Example: sending frontent context
import { invokeRemote, view } from '@forge/bridge';
// import { invokeService, view } from '@forge/bridge';
export async function callRemote() {
const context = await view.getContext();
// same approach for invokeService()
return await invokeRemote({
path: '/my-remote-endpoint',
method: 'POST',
body: {
frontendContext: {
localId: context.localId,
extension: {
// Include only the fields your remote actually needs.
macroParameters: context.extension?.macroParameters,
gadgetConfiguration: context.extension?.gadgetConfiguration,
},
},
}
});
}
Example: reading trusted and untrusted context in a Forge Remote
app.post('/my-remote-endpoint', async (req, res) => {
const fitPayload = await verifyForgeInvocationToken(
req.header('authorization')
);
// Trusted: signed by Atlassian in the FIT.
const trustedContext = fitPayload.context;
// Untrusted: supplied by the app frontend.
const frontendContext = req.body.frontendContext as {
localId?: string;
extension?: Record<string, unknown>;
};
if (
frontendContext.localId !== undefined &&
typeof frontendContext.localId !== 'string'
) {
return res.status(400).json({ error: 'Invalid localId' });
}
// Do not use frontendContext as proof of authorization.

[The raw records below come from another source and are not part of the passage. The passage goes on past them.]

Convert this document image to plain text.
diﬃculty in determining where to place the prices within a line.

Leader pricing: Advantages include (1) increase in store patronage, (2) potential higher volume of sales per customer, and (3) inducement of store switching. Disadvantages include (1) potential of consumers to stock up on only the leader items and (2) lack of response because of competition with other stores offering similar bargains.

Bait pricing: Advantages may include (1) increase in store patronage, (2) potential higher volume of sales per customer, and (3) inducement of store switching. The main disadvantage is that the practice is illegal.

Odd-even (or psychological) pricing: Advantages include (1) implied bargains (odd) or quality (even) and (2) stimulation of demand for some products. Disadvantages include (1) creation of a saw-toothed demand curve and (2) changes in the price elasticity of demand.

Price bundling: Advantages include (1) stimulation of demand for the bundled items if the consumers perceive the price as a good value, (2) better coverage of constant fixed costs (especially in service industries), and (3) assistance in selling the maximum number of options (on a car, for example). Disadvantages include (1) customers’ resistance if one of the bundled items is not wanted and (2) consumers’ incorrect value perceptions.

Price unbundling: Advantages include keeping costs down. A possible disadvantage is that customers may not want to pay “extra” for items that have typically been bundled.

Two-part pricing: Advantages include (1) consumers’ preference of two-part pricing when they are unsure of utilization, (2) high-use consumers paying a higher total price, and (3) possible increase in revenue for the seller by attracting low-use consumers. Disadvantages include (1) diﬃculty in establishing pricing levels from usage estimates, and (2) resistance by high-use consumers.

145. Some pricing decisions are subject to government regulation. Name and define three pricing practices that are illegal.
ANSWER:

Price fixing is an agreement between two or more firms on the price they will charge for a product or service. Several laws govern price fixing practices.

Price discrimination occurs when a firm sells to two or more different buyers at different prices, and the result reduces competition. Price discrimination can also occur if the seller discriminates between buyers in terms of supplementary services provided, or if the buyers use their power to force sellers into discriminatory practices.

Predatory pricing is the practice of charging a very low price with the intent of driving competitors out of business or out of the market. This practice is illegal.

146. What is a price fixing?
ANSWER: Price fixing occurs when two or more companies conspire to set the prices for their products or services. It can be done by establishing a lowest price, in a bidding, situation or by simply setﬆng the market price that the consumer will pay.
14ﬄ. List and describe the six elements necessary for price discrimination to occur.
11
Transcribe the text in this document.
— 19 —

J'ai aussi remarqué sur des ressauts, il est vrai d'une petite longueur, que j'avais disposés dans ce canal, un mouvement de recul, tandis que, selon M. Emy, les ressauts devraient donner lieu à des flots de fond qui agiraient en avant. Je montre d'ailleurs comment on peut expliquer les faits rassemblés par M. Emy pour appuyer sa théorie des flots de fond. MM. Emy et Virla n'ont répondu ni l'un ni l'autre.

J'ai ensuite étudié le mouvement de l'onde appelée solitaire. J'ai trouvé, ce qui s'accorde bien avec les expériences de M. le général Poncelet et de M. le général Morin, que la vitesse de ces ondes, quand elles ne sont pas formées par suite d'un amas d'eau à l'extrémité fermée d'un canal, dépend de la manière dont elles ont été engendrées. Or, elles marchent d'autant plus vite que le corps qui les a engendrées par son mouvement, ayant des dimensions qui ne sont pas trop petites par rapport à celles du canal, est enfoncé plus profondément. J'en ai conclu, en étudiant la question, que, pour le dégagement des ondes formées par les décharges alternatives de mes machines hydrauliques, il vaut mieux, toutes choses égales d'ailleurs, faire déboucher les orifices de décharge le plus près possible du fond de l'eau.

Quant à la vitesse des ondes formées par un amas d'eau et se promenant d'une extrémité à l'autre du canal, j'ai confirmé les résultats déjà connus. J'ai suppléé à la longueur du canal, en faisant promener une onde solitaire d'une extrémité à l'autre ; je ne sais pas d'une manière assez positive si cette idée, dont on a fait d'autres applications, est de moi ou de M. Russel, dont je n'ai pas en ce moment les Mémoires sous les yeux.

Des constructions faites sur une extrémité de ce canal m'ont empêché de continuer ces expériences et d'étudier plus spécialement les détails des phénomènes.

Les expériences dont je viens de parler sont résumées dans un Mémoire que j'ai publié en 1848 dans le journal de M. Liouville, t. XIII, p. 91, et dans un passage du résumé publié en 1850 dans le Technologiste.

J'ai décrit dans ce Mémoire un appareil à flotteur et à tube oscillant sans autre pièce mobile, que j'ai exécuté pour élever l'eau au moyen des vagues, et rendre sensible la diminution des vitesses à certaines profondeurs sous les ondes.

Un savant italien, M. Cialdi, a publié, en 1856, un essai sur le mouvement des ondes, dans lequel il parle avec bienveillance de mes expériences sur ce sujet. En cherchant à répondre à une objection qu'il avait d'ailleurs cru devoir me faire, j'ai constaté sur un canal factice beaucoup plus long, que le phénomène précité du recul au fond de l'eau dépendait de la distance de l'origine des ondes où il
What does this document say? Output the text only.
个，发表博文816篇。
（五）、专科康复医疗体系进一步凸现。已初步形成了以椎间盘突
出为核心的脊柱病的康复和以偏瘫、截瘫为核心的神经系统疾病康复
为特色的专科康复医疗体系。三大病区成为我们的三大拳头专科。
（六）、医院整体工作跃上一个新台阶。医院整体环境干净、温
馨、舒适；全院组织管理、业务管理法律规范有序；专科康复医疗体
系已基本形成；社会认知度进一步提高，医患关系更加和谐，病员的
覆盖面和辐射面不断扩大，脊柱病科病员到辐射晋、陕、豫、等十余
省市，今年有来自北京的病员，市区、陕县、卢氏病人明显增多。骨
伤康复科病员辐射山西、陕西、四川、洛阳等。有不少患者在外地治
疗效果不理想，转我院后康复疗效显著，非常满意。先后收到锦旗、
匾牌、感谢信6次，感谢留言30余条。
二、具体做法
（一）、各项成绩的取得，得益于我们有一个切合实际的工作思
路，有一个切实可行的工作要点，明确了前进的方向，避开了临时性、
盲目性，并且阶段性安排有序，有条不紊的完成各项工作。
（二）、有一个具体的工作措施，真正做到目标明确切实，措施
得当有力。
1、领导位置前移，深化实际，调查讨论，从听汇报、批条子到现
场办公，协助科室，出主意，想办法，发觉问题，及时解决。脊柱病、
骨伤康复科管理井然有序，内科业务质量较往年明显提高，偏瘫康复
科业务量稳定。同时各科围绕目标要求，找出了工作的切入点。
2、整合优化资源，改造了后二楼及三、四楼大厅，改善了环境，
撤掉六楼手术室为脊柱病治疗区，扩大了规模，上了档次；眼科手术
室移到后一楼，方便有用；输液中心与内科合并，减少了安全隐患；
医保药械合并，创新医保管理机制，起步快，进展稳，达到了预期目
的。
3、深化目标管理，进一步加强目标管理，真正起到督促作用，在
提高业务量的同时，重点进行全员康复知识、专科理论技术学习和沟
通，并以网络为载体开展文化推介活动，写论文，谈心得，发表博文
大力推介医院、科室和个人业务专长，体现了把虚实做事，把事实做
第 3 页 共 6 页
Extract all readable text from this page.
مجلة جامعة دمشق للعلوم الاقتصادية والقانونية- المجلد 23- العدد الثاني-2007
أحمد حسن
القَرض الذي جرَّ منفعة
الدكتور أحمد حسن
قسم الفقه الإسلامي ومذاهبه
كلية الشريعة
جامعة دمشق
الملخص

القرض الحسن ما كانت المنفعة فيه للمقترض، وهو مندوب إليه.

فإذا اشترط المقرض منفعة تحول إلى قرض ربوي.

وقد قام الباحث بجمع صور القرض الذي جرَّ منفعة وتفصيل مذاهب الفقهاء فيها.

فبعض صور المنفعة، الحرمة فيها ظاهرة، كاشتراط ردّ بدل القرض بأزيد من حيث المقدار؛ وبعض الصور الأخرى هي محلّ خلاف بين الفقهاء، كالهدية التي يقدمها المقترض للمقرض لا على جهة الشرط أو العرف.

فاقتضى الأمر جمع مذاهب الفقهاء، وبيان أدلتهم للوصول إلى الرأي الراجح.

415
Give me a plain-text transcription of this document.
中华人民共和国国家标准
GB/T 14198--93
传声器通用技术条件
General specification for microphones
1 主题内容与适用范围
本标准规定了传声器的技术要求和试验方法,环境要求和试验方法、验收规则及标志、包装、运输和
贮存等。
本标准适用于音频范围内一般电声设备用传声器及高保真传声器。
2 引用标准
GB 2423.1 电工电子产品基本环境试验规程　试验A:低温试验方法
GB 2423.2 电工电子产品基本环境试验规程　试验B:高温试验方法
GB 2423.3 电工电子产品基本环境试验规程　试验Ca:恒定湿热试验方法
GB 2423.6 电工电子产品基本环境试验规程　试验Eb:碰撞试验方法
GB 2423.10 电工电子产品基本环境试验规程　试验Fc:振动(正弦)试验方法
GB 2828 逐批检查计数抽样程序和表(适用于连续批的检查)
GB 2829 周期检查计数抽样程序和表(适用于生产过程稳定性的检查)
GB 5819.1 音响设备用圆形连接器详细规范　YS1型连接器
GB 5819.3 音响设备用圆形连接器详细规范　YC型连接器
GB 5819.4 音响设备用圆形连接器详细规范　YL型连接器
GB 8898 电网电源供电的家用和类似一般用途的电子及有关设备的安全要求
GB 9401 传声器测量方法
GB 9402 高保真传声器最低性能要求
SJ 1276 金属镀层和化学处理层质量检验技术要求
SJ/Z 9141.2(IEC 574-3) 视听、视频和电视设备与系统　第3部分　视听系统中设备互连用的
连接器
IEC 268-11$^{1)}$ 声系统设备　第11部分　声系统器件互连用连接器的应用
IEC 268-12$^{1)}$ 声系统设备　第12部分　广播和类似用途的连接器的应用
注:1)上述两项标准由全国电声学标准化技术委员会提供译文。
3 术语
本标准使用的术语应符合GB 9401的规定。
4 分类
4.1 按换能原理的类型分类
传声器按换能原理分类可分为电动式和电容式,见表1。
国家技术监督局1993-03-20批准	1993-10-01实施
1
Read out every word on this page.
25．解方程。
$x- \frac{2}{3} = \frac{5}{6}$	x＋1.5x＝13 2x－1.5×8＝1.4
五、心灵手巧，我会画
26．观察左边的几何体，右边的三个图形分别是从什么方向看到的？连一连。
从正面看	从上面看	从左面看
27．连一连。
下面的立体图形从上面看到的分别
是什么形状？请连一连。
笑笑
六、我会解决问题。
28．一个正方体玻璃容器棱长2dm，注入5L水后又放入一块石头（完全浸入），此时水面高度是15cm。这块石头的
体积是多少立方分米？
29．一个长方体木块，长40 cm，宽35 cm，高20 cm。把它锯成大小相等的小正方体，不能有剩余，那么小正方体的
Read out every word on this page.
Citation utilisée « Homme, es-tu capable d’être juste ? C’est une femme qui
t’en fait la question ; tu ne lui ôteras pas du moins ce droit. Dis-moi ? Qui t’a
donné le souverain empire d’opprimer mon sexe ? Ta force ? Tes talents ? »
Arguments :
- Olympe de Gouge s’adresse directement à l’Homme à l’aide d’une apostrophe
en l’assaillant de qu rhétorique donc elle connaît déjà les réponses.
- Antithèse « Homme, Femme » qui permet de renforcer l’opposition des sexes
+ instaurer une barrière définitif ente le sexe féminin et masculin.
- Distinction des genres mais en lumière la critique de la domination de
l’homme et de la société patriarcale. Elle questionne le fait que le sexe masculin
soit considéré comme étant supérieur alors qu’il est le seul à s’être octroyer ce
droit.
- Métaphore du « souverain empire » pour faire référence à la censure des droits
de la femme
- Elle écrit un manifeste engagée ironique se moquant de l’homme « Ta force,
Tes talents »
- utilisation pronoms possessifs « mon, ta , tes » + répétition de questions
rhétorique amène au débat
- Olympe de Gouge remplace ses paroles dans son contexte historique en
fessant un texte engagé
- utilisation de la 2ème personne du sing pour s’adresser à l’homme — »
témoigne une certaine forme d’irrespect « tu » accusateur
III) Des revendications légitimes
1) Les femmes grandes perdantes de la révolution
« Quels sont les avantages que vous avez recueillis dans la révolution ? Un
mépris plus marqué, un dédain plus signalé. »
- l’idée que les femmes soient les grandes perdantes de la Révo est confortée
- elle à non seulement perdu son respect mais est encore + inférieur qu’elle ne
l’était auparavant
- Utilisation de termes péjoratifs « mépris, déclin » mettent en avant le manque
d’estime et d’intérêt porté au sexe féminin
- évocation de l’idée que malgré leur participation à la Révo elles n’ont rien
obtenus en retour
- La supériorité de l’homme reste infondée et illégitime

// Validate or independently verify frontend-provided values before use.
res.json({
ok: true,
cloudId: trustedContext?.cloudId,
localId: frontendContext.localId,
});
});
Example: reading trusted and untrusted context in a Forge Container
async function getInvocationContext() {
// Use the local Containers runtime API base URL documented for your container environment.
const response = await fetch(
`${CONTAINERS_RUNTIME_API_BASE_URL}/invocation/context`
);
if (!response.ok) {
throw new Error('Failed to read Forge Containers invocation context');
}
return response.json();
}
app.post('/my-container-endpoint', async (req, res) => {
const invocationContext = await getInvocationContext();
// Trusted: exposed by the Forge Containers runtime API after platform validation.
const trustedContext = invocationContext.context;
// Untrusted: supplied by the app frontend.
const frontendContext = req.body.frontendContext as {
localId?: string;
extension?: Record<string, unknown>;
};
if (
frontendContext.localId !== undefined &&
typeof frontendContext.localId !== 'string'
) {
return res.status(400).json({ error: 'Invalid localId' });
}
// Do not use frontendContext as proof of authorization.
// Validate or independently verify frontend-provided values before use.
res.json({
ok: true,
cloudId: trustedContext?.cloudId,
localId: frontendContext.localId,
});
});
Proposed rollout
| Date | Milestone |
|---|---|
| 19 June 2026 | Publish this RFC for community feedback. |
| 17 July 2026 | Close RFC feedback period. |
| 31 July 2026 | Resolve RFC with a final decision. |
| 1 October 2026 | Publish developer documentation about the opt-in process and which module fields will be included in the trusted context vs untrusted frontend context. |
| 1 April 2027 | Deprecate the original context payload. |
Note that there are currently no plans to remove the original context payload but the expectation is that new apps should use the new, reduced, trusted context.
What we’d like feedback on
We’d especially like feedback from developers using Forge Remote or Forge Containers.
-
Does the proposed opt-in manifest property work for your app?
-
Which fields do your remote endpoints currently read from the FIT
contextclaim, or your container services read from the Containers/invocation/contextAPI and to whichmodulesdo they relate? -
Would sending non-sensitive frontend context explicitly in the request body of
invokeRemote,requestRemote, orinvokeServicecalls work for your app? -
Are the proposed rollout dates workable?
To reiterate, this proposal is intended to reduce failed remote and container invocations caused by oversized headers while making the trust boundary around invocation context clearer.
Please share feedback by 17 July 2026.